損害保険 解説・用語集

対物賠償保険【たいぶつばいしょうほけん】

対物賠償保険とは、自動車の運行者(自動車の保有者ないしは運転者)が運転中に、他人の物(財物)に損害を与え、被保険者が法律上の損害賠償責任を場合に保険金が支払われる保険を意味する。

あくまで損害は"他人"の物であり、自分・親族(配偶者・父母・子供)に対する賠償は補償の範囲外となる。また、ペットは家族の一員と考えられているが、法律上は所有物と定義されているため"物"に含まれ、対物賠償保険の対象となる。

一般的に、対物賠償が必要と考えられるケースには、まずガードレール・カーブミラーなどの道路上の構築物の破損がある。あまり知られていないが、道路上の構築物でも高額な物は存在する。例えばカーブミラーで10万円、照明柱で50万円等が挙げられる。これらを破損して自腹で修繕・補修費を捻出し、自分が作ったと言ってもいいが、やはり保険に頼った方が賢明だ。

道路上の構築物の価格

次に、標識などではなく、他人の物を破損した場合だが、特に注意したいのが店舗や積荷をしたトラックに突っ込んだ場合だ。
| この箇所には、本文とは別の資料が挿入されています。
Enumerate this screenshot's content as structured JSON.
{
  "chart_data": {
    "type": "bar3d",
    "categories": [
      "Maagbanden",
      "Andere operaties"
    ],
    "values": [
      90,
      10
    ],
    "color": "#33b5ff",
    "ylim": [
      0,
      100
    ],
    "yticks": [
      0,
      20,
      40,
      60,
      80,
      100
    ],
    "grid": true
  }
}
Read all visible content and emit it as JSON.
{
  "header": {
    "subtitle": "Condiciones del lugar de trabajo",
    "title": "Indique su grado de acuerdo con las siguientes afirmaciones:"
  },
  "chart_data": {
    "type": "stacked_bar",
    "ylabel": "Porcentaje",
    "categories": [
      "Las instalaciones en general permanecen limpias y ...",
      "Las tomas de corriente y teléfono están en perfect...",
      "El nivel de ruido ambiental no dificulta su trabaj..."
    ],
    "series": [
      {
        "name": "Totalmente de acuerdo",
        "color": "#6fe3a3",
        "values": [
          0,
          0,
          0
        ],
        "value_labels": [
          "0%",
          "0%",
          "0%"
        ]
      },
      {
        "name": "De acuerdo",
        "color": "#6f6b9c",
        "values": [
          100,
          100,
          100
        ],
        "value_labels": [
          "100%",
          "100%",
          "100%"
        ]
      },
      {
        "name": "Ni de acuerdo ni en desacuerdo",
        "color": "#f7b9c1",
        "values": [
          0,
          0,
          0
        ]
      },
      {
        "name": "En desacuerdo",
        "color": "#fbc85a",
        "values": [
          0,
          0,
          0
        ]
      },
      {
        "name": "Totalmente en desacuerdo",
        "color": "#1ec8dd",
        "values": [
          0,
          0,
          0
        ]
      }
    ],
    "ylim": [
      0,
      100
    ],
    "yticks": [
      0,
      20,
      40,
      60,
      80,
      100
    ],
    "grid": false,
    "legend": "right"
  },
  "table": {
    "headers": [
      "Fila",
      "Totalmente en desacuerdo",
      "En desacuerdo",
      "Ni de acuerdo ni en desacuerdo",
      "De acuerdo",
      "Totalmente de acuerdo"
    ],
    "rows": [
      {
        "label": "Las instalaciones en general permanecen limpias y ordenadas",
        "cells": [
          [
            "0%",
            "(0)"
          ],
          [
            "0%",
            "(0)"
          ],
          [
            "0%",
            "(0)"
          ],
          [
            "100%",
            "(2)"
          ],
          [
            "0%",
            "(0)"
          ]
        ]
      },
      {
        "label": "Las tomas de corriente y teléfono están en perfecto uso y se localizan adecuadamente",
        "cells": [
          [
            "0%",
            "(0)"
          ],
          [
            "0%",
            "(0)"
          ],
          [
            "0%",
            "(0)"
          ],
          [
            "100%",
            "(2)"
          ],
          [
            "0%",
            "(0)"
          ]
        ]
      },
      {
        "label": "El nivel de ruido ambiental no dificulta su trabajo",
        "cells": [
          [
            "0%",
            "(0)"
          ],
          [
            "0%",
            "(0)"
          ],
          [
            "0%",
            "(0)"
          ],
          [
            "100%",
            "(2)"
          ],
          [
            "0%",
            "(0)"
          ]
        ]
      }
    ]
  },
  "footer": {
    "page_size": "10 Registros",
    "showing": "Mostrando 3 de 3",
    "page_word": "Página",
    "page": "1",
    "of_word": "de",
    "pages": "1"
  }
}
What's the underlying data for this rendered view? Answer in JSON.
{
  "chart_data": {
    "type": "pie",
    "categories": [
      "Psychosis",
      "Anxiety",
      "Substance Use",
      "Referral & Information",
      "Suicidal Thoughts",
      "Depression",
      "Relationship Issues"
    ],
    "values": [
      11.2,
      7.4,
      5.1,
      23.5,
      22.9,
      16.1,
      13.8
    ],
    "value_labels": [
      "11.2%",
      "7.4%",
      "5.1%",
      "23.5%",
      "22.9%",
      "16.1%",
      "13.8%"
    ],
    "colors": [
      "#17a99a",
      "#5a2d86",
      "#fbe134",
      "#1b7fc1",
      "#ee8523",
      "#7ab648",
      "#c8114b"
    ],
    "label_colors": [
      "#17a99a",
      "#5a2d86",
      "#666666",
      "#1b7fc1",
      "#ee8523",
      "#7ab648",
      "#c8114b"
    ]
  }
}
最近でもコンビニ(スーパー)に駐車していて、アクセルとブレーキを間違えて店舗に突っ込んでしまったという事故があったが、この場合には店舗の補修・修繕費もさることながら、事故が無ければ通常営業して得られたであろう利益が損なわれた(休業損害・営業損害・営業利益を獲得する機会損失)とされると、一店舗の数日分の利益を個人が賠償することになる。過去には、類似のケースで1億円程度の損害額が認められたケースがある。これを考慮するなら、対物補償は必須といる。

現在、大抵の自動車総合保険には対物補償が付帯しているため、特に気にする必要はないが、対物補償を除いて保険料を節約しようと考えるのは止めておいた方が賢明だろう。